Indeed, it is my opinion that one of the most psychologically comforting theories that we in R&D have for our present fix is likely wrong. I refer to the "Evil Clueless MBA CEO" theory, which has its satisfactions, but is a hazardous way to think. “Hazardous”, because such thinking is a great way of saying “downsize me, yes - ME!” these days. It is always dangerous to assume that people who do things you disagree with are doing them because they're just idiots or because they're innately malicious. So given that my innate conservatism equates “dangerous” with “wrong”, what that leaves you with is that these actions, stupid and malicious though they may appear, are probably being done for reasons that appear valid to the people doing them.

Using my relentless blowtorch of scientific logic, it therefore doesn’t matter if outcomes are stupid and malicious, so long as the intent is genuine. The fashion for bringing in MBA-trained executives to run R&D operations they didn't really understand may have resulted in years of maladministration, pointless reorganisations and bureaucratic paralysis and has caused the poor productivity in R&D that we see today, but it wasn’t a result of malice or stupidity.
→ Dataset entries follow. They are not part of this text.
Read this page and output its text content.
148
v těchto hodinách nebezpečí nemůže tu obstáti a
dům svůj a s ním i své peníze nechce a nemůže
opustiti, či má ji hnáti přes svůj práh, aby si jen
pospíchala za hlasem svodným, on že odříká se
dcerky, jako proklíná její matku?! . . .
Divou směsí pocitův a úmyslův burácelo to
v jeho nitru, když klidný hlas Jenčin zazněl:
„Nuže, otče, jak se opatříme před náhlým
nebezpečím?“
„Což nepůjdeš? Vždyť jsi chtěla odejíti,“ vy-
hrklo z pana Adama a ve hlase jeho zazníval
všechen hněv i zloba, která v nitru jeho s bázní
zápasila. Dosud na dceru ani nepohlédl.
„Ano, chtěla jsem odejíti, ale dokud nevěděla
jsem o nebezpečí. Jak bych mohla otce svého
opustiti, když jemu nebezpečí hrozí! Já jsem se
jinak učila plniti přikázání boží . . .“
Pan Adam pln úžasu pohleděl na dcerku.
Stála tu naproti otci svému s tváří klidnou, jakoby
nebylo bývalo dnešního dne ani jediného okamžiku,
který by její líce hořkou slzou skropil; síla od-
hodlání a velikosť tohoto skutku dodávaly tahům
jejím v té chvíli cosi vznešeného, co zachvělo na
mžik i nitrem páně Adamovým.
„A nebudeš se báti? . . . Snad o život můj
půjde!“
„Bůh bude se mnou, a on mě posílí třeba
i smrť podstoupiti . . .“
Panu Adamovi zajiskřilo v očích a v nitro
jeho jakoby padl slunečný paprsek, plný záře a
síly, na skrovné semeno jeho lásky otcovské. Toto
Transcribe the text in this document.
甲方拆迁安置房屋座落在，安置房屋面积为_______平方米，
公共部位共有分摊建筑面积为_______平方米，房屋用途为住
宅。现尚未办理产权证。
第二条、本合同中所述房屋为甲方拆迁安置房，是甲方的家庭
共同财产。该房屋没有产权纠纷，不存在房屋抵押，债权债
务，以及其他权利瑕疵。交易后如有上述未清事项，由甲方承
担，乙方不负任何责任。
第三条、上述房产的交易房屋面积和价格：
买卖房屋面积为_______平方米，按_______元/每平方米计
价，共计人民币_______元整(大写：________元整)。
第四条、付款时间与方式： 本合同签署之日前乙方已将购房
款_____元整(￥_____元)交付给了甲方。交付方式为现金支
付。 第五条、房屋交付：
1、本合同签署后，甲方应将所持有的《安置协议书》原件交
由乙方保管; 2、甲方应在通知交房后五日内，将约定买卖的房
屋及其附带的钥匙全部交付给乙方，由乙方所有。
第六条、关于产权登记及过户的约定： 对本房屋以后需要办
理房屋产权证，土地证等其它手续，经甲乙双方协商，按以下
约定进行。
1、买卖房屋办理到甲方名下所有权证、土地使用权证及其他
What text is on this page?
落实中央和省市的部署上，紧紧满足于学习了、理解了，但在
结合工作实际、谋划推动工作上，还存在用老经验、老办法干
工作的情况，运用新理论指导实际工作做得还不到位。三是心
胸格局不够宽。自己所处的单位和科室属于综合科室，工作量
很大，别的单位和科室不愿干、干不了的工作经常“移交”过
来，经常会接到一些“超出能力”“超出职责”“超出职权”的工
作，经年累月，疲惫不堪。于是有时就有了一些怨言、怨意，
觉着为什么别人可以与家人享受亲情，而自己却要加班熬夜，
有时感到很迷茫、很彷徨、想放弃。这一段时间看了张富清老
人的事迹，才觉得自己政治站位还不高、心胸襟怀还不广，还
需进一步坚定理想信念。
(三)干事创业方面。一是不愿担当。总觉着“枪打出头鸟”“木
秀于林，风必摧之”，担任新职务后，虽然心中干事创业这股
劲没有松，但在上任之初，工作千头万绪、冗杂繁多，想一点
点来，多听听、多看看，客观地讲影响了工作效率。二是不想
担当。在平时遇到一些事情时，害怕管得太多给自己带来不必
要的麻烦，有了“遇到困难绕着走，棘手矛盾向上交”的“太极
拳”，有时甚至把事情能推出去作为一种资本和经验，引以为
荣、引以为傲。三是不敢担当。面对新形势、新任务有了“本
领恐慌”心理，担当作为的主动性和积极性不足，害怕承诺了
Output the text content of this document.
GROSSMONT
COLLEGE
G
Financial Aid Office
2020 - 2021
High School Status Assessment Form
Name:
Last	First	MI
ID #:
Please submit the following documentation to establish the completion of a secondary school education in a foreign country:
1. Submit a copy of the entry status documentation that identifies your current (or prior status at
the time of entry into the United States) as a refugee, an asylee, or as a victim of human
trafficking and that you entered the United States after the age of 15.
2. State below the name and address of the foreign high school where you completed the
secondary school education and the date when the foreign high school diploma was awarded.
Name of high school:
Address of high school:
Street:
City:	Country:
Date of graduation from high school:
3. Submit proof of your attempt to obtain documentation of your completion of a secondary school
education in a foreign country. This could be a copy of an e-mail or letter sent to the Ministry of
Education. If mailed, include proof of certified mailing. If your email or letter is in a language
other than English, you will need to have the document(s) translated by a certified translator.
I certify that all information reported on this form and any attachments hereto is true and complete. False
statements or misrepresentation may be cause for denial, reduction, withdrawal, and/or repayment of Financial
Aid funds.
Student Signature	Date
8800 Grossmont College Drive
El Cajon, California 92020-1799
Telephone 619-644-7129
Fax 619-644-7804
It was just another R&D project that failed.

So that makes it all perfectly OK, you see. I know, I know - some of these reasons are things like "lay-offs help me keep my high-paying CEO job", and we can't ignore that one. But nevertheless I will, because I still work in the industry (which, chances are, dear reader, isn’t like you) and I’d like things to stay that way for as long as possible. I know which side my bread (and my beard) is buttered.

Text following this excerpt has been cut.